A fornire lo scatto alla redazione del Wall Street Journal è Greg Christie, una delle teste di serie del progetto e responsabile dell’interfaccia software del melafonino. E forse la pubblicazione di questa fotografia non è casuale, proprio per quel processo in via d’inaugurazione di cui si è accennato in apertura.
Chi pensa che i luoghi segreti di Cupertino siano ricchi di tecnologia futuristica, una sorta di cassaforte con le più strabilianti meraviglie dell’informatica, dovrà però ricredersi. Il primo iPhone è nato in una stanza grigia senza finestre, con alcune zone delle pareti rovinate dalla rottura di alcuni tubi di un adiacente bagno, un arredamento spartano e tutt’altro che proiettato al futuro.

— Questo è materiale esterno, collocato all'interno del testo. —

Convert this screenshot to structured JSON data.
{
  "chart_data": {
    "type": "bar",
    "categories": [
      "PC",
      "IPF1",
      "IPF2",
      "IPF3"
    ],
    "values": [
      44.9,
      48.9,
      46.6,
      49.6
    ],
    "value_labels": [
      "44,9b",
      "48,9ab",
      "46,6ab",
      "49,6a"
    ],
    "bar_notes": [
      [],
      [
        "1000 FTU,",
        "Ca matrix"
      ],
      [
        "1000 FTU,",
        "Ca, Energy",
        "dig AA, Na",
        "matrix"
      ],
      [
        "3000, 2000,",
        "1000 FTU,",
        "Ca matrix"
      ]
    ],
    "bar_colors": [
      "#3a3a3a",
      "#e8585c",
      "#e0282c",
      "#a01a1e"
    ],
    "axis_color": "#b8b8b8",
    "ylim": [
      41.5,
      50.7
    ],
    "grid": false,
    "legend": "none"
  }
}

E vetusta – se così la si può definire – è anche la tecnologia impiegata.
Sull’improvvisato tavolo, formato da tante scrivanie adiacenti, ha trovato infatti spazio un Power Macintosh G3, completo di casse e subwoofer in vetro, una macchina già obsoleta in quel 2006 protagonista dello scatto. La scelta di in simile hardware non è casuale: utilizzando un computer non più recente, Apple ha potuto simulare la comprensibile lentezza di un device da taschino. Quindi un circuito – forse un telefono fisso smembrato – collegato a una cornetta, probabilmente utilizzato per verificare il corretto funzionamento delle chiamate. A completare la scena un device touchscreen, dal nome in codice “Wallaby”, l’antesignano di come conosciamo iPhone oggi. Nulla di trascendentale, niente che possa ricondurre a un film di fantascienza. Eppure il melafonino è nato proprio in questa stanza.